The narrative brilliantly brings out the conflict that is often present in a relationship between an author and her character. Does an author possess complete authority over her created character, or can a character exist independently after a certain point of time? Well, both of them are possible, and this film is precisely about the dynamics of power that plays out between the creator and the creation.

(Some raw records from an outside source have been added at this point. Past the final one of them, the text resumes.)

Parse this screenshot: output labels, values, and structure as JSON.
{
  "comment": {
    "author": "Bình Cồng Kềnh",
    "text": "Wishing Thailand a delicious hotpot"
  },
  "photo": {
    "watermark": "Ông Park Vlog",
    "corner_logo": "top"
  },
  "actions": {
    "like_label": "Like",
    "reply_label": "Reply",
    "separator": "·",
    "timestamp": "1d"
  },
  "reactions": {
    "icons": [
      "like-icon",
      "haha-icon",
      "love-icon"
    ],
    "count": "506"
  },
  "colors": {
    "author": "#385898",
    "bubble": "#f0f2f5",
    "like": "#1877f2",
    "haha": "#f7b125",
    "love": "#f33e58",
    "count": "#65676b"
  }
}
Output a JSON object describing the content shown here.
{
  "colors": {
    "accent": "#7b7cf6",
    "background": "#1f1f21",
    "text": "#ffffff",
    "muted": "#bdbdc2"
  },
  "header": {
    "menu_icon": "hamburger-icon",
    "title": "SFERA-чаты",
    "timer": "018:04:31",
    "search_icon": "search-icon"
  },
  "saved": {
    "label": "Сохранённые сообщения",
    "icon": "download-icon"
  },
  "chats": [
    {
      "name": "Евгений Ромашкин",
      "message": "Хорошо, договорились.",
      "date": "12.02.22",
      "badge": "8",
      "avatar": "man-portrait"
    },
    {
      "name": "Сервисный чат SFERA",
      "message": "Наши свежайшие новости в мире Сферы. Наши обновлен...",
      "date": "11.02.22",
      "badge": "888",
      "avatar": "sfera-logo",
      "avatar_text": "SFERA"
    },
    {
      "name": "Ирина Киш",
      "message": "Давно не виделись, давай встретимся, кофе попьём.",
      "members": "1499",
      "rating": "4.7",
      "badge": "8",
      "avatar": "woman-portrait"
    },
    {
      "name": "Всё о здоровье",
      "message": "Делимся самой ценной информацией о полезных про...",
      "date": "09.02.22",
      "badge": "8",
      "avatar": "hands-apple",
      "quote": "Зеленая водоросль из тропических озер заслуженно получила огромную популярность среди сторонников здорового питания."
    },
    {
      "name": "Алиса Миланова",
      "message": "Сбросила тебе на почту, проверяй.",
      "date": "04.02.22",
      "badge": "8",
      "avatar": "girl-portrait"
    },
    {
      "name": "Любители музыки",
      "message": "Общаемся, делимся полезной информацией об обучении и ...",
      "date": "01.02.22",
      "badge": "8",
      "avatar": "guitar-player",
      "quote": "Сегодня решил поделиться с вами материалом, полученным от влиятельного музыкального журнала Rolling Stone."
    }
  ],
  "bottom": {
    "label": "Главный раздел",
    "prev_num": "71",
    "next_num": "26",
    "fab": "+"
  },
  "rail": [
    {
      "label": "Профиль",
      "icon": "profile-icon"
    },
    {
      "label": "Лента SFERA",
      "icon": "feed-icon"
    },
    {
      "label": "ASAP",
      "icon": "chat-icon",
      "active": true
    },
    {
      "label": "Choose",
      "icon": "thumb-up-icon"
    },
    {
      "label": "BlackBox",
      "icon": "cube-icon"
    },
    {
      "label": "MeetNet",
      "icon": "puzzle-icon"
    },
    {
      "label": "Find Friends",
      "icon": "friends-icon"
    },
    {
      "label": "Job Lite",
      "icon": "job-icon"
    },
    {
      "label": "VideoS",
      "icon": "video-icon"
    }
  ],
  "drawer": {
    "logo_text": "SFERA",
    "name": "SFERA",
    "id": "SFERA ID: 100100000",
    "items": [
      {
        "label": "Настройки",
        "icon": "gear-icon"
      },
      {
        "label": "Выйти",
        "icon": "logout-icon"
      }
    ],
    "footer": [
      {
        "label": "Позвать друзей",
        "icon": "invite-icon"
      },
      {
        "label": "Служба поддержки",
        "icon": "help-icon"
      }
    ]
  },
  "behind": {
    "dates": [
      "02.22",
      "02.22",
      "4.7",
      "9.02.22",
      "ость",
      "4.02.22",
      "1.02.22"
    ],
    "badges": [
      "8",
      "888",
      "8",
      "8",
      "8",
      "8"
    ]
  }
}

As Jean, a film director, boards a train along with his producer and assistant, they decide to build a plot for a thriller starting from the very train they are seated in. Consequently, a stranger enters their compartment for a brief while before leaving for another compartment, and this person, whom they decide to name as Elias, becomes the protagonist of the tale they start spinning. After a series of heart-racing events, escapades, and encounters, we observe Elias' fate unfolding in the fingertips of Jean, where sometimes certain incidents are replayed for corrections, rewinded for plot improvements, or deleted for plot efficiency. One feels the detached and objective manner in which Jean handles the adventures of his protagonist, often making him suffer through betrayals, harassment, and eventually a cruel death.
However, as they wrap up their story with a well-constructed conclusion, we see a return of the protagonist, along with another character, after their death. Elias comes back to life to unite with Eva, a double agent with whom he developed a short sadomasochistic relationship. In the plot narrated out by Jean, Elias kills Eva out of mistrust; this particular episode turns out to be quite depressing, especially after the strange development of a strong sexual relationship between them. But in the end, the film closes with a shot of Elias and Eva meeting each other in the same platform where Jean and his team arrived. The immediate killing of Eva is suggested to be so improbable that the characters resurrect themselves to live beyond the narrative threads of the director and his mates.
By looking back at the camera in the last freeze-shot frame of the film, the characters reclaim their authority; almost suggesting the denial of Elias and Eva in accepting the fate meted out by their author(s).